Pour autant, cette évolution des pratiques des cabinets n'est pas du goût de tous. Les cabinets-conseils en ressources humaines y voient, en effet, un mélange des genres. Ainsi, « s'il est positif que les élus se fassent assister lors du livre IV, leur intervention lors du livre III prête à discussions, d'autant plus qu'ils n'assurent pas, en général, le suivi de leurs prescriptions », commente l'un d'entre eux.

« L'expertise au CE est devenue un véritable business où interviennent des cabinets spécialisés qui ne font plus du tout une approche pédagogique des comptes, mais une intervention de type consulting. Tout y passe : les scénarios alternatifs à une restructuration, l'étude de revitalisation du site, l'assistance d'un expert juridique pour la validation du PSE, quand ce n'est pas l'animation de l'antenne emploi, déplore Sylvain Niel, avocat en droit social et directeur du département GRH du cabinet Fidal. Clairement, l'expert d'aujourd'hui fait miroiter aux élus l'espoir d'une cogestion de la restructuration. »

Coût des prestations

Autre sujet de critiques : le coût inflationniste de leurs prestations. Il n'est pas rare de voir des additions atteindre plusieurs centaines de milliers d'euros. Si les directions ne peuvent contester le principe même de la mission, elles peuvent choisir de ne payer, et c'est souvent ce qui se passe, qu'une partie de la prestation. D'où les contentieux de ces dernières années liés au recouvrement des honoraires.

Cette question des tarifs explique, aussi, en partie, l'absence d'expert dans les PME. Ainsi, « seulement un quart des CE, sur un total de 30 000, y ont recours », précise Christian Dufour, sociologue et chercheur à l'Institut de recherches économiques et sociales (Ires). « Les directions des PME sont très souvent réticentes à ouvrir leurs cahiers de comptes, explique Claude Jacquin. Certaines n'hésitent pas à intimider les élus : «le coût sera à la charge du CE», «vous ne me faites pas confiance», etc. » C'est ce qui s'est passé à Ruwel Bayonne, société spécialisée en circuits imprimés, selon Stéphane Destugues, ex-salarié et membre CFDT métallurgie du Pays basque : « Nous avions mandaté Syndex, en 1999, pour une expertise étendue relative à l'évolution de l'activité de l'entreprise et à l'intégration de notre usine au sein du groupe Ruwel.
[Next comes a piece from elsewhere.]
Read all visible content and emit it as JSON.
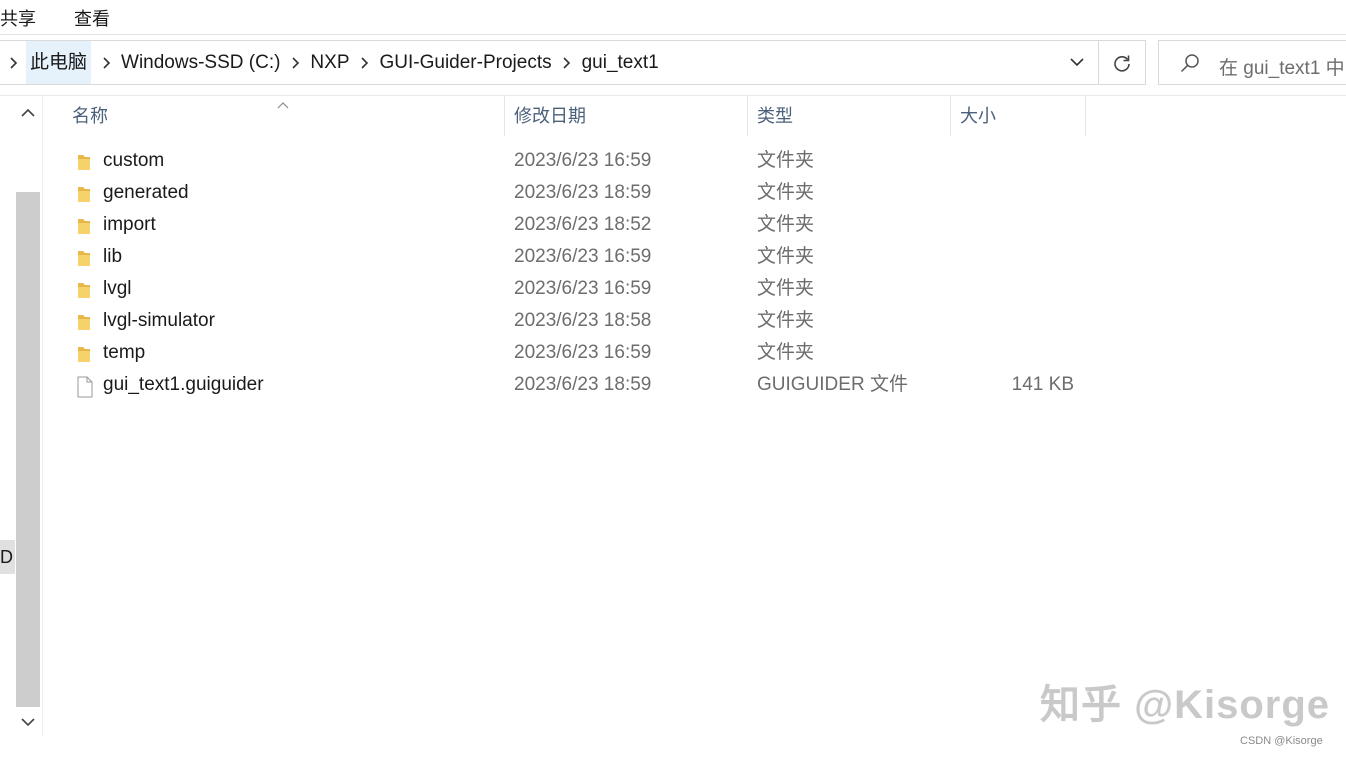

Le cabinet a prescrit 24 jours d'audit, à 762 euros HT/jour. S'en est suivie une pression telle de la part de la direction que le CE est revenu sur son choix et a opté pour le cabinet proposé par la direction. La mission était moins longue, elle durait 14 jours. Logique, le cabinet s'est contenté d'étudier le simple périmètre de l'usine de Bayonne, sans élargissement au groupe. »

Selon Jean-Luc Scemama, « dans ces entreprises, l'expert est regardé avec méfiance. Son intervention est considérée comme une provocation ». Pierre Ferracci avance une autre explication : « Nous sommes dans une logique de grands comptes et habitués à vendre des prestations haut de gamme. Jusqu'à présent, les cabinets n'ont pas su approcher les petits CE. » Pour y remédier, le Groupe Alpha réfléchit, ainsi, à la création d'une structure dédiée à ce public.

Confidentialité

Enfin, selon Sylvain Niel, la venue d'un expert pose aussi le problème de la confidentialité : « En France, cette obligation est inscrite dans les textes, mais force est de constater que certains rapports rédigés par les experts se retrouvent entre les mains de la presse ou de salariés non-représentants du personnel. » La solution ? « Renforcer notre législation, notamment en la mettant en conformité avec la directive européenne du 11 mars 2002. » Un enjeu de taille, surtout à l'heure où, selon Christian Dufour, « le niveau de qualité des informations transmises au CE par la direction n'a jamais été aussi remarquable ».

Source : Entreprise & Carrières

L'essentiel

1 Le monde de l'entreprise se complexifie. Pour y voir plus clair, les élus réclament davantage aux experts. Au-delà d'une analyse des comptes, ils attendent d'eux un décryptage économique, stratégique et prospectif.

2 Seulement un quart des comités d'entreprise et d'établissement y ont recours. Si l'intervention des experts est banalisée dans les grandes entreprises, elle est plus rare dans les PME.

3 De nombreuses critiques à l'égard des cabinets d'expertise se font jour. Ils sont jugés trop chers et trop interventionnistes.